Autres éléments de risque :

  • Exposition accrue aux oestrogènes naturels. L’arrivée précoce des premières menstruations (avant l’âge de 12 ans) ou une ménopause tardive (après l’âge de 55 ans);
  • Traitements de radiothérapie. On sait que les femmes qui ont reçu des doses élevées de radiation au thorax (des rayons X d’intensité élevée) ont plus de risque d’être atteintes d’un cancer du sein, surtout si la radiothérapie a eu cours avant l’âge de 30 ans.

Symptômes

On appelle symptômes d’une maladie, toute manifestation anormale provoquée par cette maladie. Les symptômes listés ci-dessous ne signifient pas nécessairement qu’il s’agit d’un cancer du sein. Mais si c’est le cas, il est important de le détecter le plus tôt possible. Il est donc recommandé de demander un avis médical dès que l’on repère une anomalie. Il ne faut pas attendre et ne négliger aucun signe inhabituel.

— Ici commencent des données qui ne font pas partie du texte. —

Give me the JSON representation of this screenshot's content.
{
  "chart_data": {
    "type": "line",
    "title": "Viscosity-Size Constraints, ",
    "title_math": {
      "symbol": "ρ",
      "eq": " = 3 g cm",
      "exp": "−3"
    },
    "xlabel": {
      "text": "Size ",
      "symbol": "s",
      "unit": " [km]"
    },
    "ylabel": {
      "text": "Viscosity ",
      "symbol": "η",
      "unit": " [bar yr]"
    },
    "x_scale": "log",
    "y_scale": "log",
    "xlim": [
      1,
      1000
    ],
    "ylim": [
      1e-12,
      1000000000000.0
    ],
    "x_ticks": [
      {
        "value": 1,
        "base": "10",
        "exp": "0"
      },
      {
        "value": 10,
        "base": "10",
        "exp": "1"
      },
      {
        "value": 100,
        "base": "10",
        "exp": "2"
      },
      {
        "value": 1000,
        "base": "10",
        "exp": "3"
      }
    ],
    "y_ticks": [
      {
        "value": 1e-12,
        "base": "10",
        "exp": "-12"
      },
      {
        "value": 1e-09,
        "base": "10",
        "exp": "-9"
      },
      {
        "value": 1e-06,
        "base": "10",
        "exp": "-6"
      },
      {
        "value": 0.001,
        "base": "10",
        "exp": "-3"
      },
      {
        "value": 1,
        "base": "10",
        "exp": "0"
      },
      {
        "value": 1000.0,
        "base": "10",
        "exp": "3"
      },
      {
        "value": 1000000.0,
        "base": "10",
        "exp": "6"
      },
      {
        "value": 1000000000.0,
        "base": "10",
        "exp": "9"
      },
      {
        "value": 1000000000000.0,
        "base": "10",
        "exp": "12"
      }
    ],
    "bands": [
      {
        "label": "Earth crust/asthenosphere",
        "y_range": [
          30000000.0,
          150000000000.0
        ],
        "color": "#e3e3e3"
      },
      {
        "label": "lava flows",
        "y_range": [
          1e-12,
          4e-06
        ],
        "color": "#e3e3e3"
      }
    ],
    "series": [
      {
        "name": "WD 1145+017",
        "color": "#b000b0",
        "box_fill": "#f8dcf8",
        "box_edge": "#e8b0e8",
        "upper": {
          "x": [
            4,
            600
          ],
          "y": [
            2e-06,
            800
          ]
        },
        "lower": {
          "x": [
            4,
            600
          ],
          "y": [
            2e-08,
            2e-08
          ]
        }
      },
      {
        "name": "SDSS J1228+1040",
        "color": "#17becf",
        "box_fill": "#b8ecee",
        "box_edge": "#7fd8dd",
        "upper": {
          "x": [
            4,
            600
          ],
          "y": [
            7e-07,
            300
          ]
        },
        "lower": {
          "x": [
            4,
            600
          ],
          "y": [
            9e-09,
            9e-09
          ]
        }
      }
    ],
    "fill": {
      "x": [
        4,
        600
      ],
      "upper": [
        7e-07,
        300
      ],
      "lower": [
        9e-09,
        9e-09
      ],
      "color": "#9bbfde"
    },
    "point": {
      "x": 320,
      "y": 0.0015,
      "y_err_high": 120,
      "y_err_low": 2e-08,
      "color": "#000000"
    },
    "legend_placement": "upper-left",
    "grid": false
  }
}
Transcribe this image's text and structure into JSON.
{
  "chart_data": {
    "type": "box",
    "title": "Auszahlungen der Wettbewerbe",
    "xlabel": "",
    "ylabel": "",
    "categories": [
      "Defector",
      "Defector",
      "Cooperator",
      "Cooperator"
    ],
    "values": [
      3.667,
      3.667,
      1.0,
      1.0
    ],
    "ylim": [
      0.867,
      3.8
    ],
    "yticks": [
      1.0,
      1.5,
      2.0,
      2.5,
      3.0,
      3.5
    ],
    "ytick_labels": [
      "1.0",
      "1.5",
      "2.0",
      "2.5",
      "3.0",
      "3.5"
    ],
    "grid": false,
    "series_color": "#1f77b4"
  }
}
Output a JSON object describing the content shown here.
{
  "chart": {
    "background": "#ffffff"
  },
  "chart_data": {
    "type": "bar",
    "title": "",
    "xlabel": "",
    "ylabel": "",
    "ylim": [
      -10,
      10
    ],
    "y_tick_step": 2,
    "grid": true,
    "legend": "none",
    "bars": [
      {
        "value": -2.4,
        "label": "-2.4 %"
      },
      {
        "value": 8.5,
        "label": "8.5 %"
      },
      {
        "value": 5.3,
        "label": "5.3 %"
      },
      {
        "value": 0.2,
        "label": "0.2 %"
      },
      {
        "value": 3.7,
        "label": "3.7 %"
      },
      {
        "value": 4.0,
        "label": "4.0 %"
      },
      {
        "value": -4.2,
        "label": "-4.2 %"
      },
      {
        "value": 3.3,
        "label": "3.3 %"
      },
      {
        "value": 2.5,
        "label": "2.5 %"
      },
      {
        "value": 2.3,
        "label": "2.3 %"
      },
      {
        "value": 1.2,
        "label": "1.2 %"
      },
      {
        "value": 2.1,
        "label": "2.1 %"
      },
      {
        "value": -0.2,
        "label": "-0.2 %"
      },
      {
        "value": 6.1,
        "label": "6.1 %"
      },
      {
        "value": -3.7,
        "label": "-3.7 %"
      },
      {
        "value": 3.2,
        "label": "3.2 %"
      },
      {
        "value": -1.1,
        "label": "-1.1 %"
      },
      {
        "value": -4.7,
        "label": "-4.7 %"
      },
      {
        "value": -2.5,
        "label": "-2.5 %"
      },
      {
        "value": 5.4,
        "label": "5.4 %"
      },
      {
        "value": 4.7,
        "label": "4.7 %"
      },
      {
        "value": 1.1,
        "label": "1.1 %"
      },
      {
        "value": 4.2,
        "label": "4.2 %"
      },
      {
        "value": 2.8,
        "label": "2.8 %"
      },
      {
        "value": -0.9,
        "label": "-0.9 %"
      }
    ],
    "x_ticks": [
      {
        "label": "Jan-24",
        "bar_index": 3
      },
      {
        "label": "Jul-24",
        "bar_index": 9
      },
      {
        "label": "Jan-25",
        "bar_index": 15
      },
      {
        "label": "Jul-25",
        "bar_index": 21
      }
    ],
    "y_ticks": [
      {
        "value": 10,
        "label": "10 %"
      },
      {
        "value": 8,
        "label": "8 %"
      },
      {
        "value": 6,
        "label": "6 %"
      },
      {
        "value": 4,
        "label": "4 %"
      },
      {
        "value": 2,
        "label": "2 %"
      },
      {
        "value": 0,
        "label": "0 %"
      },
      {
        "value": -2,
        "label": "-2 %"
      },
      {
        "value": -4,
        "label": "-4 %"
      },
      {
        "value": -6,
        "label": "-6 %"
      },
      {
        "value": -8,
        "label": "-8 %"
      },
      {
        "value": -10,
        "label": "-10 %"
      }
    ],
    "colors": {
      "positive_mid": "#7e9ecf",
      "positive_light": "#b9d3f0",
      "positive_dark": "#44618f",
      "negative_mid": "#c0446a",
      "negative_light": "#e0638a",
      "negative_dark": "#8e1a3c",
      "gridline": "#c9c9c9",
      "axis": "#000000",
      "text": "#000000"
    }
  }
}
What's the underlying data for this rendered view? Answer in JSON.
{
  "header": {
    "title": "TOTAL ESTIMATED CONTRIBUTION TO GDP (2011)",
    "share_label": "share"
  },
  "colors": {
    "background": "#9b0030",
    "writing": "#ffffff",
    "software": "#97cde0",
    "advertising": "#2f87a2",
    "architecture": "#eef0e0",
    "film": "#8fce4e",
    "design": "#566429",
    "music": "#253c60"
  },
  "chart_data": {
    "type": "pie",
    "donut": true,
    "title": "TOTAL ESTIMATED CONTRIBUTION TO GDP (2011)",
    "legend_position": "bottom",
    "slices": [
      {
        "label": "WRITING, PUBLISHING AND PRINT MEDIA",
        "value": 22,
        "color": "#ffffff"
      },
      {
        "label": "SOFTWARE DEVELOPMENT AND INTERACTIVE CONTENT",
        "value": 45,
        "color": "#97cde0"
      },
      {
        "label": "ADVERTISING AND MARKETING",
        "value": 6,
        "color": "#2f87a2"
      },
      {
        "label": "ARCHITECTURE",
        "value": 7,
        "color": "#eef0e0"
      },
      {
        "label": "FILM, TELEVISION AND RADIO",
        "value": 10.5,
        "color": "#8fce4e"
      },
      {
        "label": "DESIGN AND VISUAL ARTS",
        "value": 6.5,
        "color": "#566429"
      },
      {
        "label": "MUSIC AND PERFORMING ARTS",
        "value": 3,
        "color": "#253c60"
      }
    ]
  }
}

  • Une boule dans un sein
  • Des ganglions durs au niveau de l’aisselle (sous le bras)
  • Des modifications de la peau du sein et du mamelon
  • Un changement de la taille ou de la forme du sein
  • Les autres symptômes

UNE BOULE DANS UN SEIN

Une boule ou une masse dans un sein est le signe d’un cancer du sein le plus couramment observé. Cette masse, en général non douloureuse, est le plus souvent de consistance dure et présente des contours irréguliers. Elle apparaît par ailleurs comme « fixée » dans le sein.

DES GANGLIONS DURS AU NIVEAU DE L’AISSELLE (SOUS LE BRAS)

Une ou plusieurs masse(s) dures à l’aisselle signifient parfois qu’un cancer du sein s’est propagé aux ganglions axillaires. Les ganglions restent toutefois indolores.

DES MODIFICATIONS DE LA PEAU DU SEIN ET DU MAMELON

  • Une modification de la peau : rétraction,  rougeur, œdème ou aspect de peau d’orange ;
  • une modification du mamelon ou de l’aréole (zone qui entoure le mamelon) : rétraction, changement de coloration, suintement ou écoulement ;
  • des changements de forme de vos seins.

UN CHANGEMENT DE LA TAILLE OU DE LA FORME DU SEIN

Une rougeur, un œdème et une chaleur importante au niveau du sein peuvent être le signe d’un cancer du sein inflammatoire.

LES AUTRES SYMPTÔMES

Si le cancer n’est pas diagnostiqué dès l’apparition des premiers symptômes, la tumeur peut grossir et se propager vers d’autres parties du corps, entraînant ainsi d’autres symptômes dits plus tardifs, tels que :

  • des douleurs osseuses ;
  • des nausées, une perte d’appétit, une perte de poids et une jaunisse ;
  • un essoufflement, une toux et une accumulation de liquide autour des poumons (épanchement pleural) ;
  • des maux de tête, une vision double et une faiblesse musculaire.